What does Spain’s Presidency of the Council of the EU mean for tech policy in Europe?
By Sam Boyle, Consultant
July is shaping up to be a big month politically for Spain. The beginning of the month was marked by the handover of the Presidency of the Council of the European Union while the end of the month could see the end of Pedro Sánchez’s coalition government. However, as temperatures across Europe soar, most Spaniards would rather be escaping the hustle and bustle of the main cities and enjoying their summer holidays at their costal homes. Locals will be looking to enjoy the bull running festival of San Fermin in Pamplona, the Fiesta de Santiago Apostol in Galicia, and the Gran Fira de Valencia, rather than being buffeted by campaign ads and traipsing out to vote on a Sunday.
Back in Brussels, and Spain is holding the presidency for the fifth time under the motto ‘Europe, closer’ highlighting its commitment to advancing European unity, bringing citizens closer to the decisions present in day-to-day lives. Sánchez stated days after Spain took over the presidency that “Europe faces major challenges at home and abroad. And to rise to them, inaction is not an option.”
In terms of tech policy, and in particular on online safety, the Spanish presidency of the EU Council circulated its first compromise text of the regulation to fight child sexual abuse material (CSAM) online focusing on risk assessment and mitigation measures.
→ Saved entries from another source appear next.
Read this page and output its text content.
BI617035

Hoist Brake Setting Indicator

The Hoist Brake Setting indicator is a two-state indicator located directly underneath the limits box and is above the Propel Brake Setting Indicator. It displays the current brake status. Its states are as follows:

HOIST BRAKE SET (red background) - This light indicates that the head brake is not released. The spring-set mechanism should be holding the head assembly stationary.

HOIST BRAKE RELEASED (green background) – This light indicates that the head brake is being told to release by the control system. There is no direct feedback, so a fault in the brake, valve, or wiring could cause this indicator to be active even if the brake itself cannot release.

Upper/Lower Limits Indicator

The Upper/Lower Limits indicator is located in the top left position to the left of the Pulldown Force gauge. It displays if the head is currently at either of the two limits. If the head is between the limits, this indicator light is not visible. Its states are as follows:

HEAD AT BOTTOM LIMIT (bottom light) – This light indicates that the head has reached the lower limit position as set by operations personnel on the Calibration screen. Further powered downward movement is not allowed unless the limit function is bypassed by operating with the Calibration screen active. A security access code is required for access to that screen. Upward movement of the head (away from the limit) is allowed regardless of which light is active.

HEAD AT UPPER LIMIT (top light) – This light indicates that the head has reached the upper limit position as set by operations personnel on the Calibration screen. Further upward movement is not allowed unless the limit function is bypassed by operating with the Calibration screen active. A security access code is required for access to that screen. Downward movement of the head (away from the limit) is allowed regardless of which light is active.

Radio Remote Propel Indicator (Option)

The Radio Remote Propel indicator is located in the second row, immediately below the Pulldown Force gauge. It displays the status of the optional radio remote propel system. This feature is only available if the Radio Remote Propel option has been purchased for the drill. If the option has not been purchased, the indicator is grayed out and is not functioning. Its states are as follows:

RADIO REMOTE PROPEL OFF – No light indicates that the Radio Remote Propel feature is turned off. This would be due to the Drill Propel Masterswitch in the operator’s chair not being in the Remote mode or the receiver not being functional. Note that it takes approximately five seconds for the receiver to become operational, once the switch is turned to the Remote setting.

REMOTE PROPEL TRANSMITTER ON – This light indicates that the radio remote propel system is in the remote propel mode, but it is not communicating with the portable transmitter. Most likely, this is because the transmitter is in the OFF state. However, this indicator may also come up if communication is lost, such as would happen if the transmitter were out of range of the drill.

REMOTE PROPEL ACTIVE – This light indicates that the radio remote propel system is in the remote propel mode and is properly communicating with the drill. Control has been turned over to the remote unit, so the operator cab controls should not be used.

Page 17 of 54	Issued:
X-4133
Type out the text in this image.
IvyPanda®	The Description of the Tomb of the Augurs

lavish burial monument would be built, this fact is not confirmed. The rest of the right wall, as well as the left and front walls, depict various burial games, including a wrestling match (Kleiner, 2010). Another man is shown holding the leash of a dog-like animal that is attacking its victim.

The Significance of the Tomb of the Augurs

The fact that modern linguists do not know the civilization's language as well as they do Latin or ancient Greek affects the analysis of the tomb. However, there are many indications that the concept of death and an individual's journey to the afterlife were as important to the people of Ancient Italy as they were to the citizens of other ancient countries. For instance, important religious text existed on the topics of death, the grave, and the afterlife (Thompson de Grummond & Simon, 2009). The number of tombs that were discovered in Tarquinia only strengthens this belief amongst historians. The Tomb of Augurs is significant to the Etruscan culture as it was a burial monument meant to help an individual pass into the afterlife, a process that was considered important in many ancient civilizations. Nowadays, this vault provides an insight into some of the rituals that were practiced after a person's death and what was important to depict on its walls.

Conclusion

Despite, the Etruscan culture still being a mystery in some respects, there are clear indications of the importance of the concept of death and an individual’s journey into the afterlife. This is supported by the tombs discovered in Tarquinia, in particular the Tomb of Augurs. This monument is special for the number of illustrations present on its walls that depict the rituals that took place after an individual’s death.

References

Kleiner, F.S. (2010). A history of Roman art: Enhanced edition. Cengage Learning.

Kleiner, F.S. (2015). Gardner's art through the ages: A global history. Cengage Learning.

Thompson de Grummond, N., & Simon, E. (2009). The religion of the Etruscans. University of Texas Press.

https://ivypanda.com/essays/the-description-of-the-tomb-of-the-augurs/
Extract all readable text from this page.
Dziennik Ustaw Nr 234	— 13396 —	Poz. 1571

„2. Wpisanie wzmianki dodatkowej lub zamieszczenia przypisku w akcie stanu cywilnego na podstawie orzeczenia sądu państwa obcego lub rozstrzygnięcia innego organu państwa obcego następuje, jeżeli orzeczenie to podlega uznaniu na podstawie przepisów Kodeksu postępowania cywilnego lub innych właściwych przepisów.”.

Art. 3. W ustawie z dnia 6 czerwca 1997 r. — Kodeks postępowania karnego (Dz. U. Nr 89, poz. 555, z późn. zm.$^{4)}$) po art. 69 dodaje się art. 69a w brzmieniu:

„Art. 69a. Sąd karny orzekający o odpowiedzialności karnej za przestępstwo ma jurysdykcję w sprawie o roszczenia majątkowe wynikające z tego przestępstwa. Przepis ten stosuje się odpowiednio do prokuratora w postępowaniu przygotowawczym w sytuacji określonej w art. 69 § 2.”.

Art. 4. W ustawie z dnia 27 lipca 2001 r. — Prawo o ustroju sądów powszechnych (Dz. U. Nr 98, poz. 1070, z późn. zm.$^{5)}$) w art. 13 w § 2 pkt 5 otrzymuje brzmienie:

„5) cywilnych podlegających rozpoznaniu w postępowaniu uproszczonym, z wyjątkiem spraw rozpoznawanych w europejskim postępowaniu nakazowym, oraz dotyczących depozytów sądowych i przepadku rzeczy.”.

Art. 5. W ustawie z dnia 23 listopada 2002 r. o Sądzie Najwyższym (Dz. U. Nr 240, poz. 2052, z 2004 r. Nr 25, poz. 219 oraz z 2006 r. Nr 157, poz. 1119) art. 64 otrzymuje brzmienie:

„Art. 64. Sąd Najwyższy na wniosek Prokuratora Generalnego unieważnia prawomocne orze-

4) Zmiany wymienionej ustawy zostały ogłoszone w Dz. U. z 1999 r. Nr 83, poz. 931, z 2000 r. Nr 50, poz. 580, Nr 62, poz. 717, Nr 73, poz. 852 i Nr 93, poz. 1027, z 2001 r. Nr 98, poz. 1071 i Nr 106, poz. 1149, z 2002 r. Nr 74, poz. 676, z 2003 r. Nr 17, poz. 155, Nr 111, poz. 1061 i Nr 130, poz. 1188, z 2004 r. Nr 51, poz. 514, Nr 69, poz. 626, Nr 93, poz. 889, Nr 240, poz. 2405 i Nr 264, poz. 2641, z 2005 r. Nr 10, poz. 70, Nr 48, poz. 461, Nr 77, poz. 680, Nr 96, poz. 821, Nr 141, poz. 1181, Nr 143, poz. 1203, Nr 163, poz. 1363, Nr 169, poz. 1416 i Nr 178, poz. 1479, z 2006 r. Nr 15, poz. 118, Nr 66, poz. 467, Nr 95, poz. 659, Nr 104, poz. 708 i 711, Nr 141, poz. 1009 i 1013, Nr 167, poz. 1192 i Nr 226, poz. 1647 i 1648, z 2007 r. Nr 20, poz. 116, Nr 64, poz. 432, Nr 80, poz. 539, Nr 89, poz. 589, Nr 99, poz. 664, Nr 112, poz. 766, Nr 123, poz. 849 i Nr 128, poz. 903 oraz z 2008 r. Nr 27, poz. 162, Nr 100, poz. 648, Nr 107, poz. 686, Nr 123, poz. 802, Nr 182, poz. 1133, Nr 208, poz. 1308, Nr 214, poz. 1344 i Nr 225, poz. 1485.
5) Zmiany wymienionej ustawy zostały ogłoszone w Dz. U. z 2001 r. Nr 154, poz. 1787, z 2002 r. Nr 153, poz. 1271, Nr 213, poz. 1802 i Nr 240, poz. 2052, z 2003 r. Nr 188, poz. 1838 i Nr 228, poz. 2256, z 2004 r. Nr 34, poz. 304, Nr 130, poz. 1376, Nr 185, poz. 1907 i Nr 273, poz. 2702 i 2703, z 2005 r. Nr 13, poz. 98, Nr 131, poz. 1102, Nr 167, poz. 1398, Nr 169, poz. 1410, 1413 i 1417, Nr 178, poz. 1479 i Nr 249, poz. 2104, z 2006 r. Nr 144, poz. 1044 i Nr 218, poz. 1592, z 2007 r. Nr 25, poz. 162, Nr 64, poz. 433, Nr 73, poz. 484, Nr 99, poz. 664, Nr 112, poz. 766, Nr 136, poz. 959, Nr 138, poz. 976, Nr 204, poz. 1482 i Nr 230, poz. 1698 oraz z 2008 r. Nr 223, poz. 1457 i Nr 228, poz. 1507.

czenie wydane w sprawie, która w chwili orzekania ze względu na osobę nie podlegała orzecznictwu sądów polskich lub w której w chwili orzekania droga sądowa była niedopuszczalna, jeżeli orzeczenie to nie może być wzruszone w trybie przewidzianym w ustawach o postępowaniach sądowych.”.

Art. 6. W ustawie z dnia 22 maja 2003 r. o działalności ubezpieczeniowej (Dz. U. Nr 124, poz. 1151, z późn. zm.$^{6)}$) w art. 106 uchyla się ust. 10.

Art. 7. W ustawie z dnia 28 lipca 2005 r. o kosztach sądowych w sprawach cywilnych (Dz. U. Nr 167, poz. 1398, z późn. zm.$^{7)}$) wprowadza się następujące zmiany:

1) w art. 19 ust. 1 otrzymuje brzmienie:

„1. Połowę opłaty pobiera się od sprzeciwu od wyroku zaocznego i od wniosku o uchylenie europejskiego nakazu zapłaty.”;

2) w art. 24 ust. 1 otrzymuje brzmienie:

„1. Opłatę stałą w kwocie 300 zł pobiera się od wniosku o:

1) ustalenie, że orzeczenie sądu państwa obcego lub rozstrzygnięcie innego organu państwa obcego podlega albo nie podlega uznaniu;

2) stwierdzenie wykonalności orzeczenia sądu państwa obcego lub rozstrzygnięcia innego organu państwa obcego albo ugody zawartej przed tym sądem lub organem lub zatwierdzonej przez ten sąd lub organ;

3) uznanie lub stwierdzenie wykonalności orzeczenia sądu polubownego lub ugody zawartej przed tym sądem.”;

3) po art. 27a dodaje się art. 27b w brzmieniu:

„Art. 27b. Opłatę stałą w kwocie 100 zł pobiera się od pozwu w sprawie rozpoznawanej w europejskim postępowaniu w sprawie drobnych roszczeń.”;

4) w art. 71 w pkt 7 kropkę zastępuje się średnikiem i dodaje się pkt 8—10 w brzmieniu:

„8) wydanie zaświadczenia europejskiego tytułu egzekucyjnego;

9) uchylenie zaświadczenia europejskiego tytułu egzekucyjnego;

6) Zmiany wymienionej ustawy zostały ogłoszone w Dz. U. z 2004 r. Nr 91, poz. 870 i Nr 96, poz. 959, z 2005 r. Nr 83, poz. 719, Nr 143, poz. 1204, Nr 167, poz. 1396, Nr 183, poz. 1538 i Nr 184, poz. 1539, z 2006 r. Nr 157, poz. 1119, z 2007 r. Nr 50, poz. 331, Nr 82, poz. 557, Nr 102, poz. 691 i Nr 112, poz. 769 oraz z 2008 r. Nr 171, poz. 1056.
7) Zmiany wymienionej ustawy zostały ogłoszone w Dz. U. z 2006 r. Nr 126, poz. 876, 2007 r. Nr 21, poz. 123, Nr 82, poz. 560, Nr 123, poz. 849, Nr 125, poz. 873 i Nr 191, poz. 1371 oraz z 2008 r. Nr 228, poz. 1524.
The text doesn’t touch upon some of the controversial aspects of the legislation, but instead focuses on risk assessment and mitigation measures. Perhaps this early step in ensuring the safety of children online is not too surprising, given Spain’s previous views on online safety and the necessary steps to take to ensure children are protected online. A document leaked in the Spring outlined that Spain took one of the strongest views regarding CSAM and advocated for scrapping end-to-end encryption entirely as, “ideally, in [their] view, it would be desirable to legislatively prevent EU-based service providers from implementing end-to-end encryption,” in order to catch criminals in the virtual world. While Spain considers CSAM regulation one of its tech priorities, it will likely fall on Belgium to finalise it during its turn with the presidency.
Spain has also been clamping down on big tech from stifling competition. In March 2023, its antitrust watchdog opened an investigation into Google for allegedly abusing its dominance by imposing unfair commercial conditions on domestic publishers and news agencies that aim to exploit the use of their copyrighted content. The investigation seeks to determine if Google, and its parent company Alphabet, abused their dominant position in the Spanish market. Given this, it will be interesting to see if Spain uses the presidency to ensure member states are enforcing the Digital Markets Act (DSA) to curb the market dominance of big tech in the European Union. While it won’t have direct powers, for the next 6 months, Spain must ensure cooperation among member states and coordination among the other EU-institutions, including the EU Commission who is the enforcer of the rules laid down in the DSA.
Spain’s stint as Chair of the EU Council meetings also comes at an opportune time for its Artificial Intelligence (AI) policy leaders. Spain has been positioning itself as the EU’s leader in all things AI for a long time now and is poised to host the bloc’s first “AI sandbox”, a testbed for companies that want to make sure their product is complaint with regulation. Further, it is one of the few countries around the world to have a dedicated government position for AI. Carme Artigas is the current Secretary of State for Digitisation and Artificial Intelligence, a former cofounder and CEO of a pioneer European big data company, who is a keen advocate for Europe leading the way in AI over the US and China. The European Parliament last month adopted its position on the AI Act and now Spain has a massive opportunity to ensure it is passed into law.
For those taking only a partial interest in Spain, the abundance of ongoing policy initiatives might come as a surprise. What might be more surprising was the decision to call a snap election, which critics argue could negatively affect the influence of Spain’s presidency, where conservative and far right groups are expected to do well after five years under the Spanish Socialist Workers’ Party. Spanish officials state however that the election will have little effect, if any, as the presidency has been prepared for months, if not years in coordination with partner countries Belgium and Hungary, which will take turns to preside next year. While that is undoubtedly true, the gravity of political mechanics have a unique ability to suck in attention, threatening to undermine Spain’s opportunity to plant their flag on tech regulation in Europe.